“Foreign agent” charges against Russian harm reduction NGO dropped, but HIV organizations still a target

September 13, 2016

A Moscow court recently dismissed the charges against Russian harm reduction NGO Andrey Rylkov Foundation (ARF) for failing to register as a “foreign agent.” While this is no doubt a victory for ARF, the charges were dropped on procedural grounds, which unfortunately does not prevent similar charges being brought against other HIV organizations or indeed ARF itself in the future.

Since 2012, non-governmental organizations in Russia that receive funding from abroad and engage in “political activity” have been required to register as “foreign agents,” making them an easy target for scrutiny and harassment by the state. The designation also significantly limits both their ability to cooperate with state bodies and their eligibility for state funding within Russia. Though “political activity” has encompassed human rights work since 2013, until now HIV service organizations were considered immune as their activities were considered to be in the domain of health care, prevention and protection. But between February and July 2016, it appears this immunity was lifted, and now any HIV-service organization that demands government accountability is engaged in “political activity.”

On June 29, 2016, the Ministry of Justice added ARF to its list of “foreign agents,” providing the following examples of ARF’s “political activity”:

  1. Picketing outside the headquarters of the Federal Drug Control Service, holding signs that read “Support, Don’t Punish” and asking for legislative amendments that would legalize opioid substitution therapy (OST)
  2. Writing, rather than merely publishing on its website, an article about the Eurasian Network of People who Use Drugs and publishing its letter to Russian Prime Minister Dmitry Medvedev
  3. An interview with ARF President Anya Sarang with the headline “All the initiatives by the Federal Drug Control Service on drug addiction treatment is populism”

The Constitutional Court in 2014 ruled that the restrictions resulting from “foreign agent” status do not violate the right of freedom of association, and NGOs with this designation should be able to continue operating. However, in practice, such a designation results in obtrusive inspections and onerous reporting requirements for the NGO, and negatively affects its interaction with authorities. Often, harsh fines exceeding a Russian citizen’s average annual income are levied for failing to submit necessary activity reports or an application for voluntary inclusion in the foreign agent registry, or for disseminating materials without the stigmatizing disclaimer “the materials published and/or disseminated by a non-profit organization performing the functions of a foreign agent.” The crushing penalties have left few options for NGOs that receive foreign funding, with some choosing to dissolve.

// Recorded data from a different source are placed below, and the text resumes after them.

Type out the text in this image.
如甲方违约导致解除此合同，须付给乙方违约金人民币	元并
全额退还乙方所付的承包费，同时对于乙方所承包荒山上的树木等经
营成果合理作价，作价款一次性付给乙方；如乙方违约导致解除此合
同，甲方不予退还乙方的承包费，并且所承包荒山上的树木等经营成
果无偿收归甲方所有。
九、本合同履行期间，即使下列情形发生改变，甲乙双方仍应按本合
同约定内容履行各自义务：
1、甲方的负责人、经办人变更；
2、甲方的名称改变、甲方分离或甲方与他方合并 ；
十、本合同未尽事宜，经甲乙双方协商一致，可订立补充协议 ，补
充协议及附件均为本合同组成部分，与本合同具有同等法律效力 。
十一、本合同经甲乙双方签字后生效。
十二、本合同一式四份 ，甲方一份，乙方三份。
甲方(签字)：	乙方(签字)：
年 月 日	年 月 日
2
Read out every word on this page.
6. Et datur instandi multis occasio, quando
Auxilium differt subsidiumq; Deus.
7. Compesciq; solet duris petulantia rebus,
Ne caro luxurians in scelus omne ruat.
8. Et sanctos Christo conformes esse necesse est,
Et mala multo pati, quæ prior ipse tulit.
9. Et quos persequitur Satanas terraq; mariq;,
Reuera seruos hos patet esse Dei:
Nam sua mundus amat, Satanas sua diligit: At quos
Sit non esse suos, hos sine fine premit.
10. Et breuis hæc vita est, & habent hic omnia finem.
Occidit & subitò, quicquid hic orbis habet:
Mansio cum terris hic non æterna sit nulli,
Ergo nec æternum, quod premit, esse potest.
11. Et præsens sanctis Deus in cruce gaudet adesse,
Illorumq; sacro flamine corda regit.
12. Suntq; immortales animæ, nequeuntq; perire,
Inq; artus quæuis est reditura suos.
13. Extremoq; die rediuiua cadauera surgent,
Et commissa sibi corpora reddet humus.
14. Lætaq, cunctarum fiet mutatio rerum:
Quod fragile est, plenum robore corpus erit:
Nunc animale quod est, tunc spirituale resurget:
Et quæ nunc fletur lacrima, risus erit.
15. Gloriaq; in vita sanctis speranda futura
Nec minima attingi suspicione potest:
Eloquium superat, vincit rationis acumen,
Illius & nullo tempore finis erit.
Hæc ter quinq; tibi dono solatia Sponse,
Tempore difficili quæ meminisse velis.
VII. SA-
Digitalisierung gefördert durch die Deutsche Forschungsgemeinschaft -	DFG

Most professional HIV service provider NGOs in Russia, similar to ARF, receive or have received foreign funding in the past. In fact, technical and financial support from abroad has been one of the main factors enabling these NGOs to become truly effective and efficient in offering the few evidence-based HIV prevention services available for key populations in Russia. This new drive to add HIV service NGOs to the list of “foreign agents” seems to be an attempt to exclude NGOs with a history of foreign support — considered more independent and less loyal to the authorities — from the roster of potential recipients of state funding (which Russian authorities have stated they will increase for HIV service NGOs). NGOs receiving foreign funding that plan to continue operating need to be prepared now that HIV service organizations will be recognized as foreign agents: they should consider transferring their most controversial activities to a newly created organization (probably outside of Russia), as well as allocate some funds for increased administrative costs and paying hefty fines, which experience has shown soon follow.

Amidst the confusion, one thing for certain is that the situation in Russia is constantly changing. A locally-based response and the flexibility of all partners (including donors) will ensure that the struggle to adopt evidence-based HIV prevention, treatment, care and support based on the respect and promotion of human rights will continue.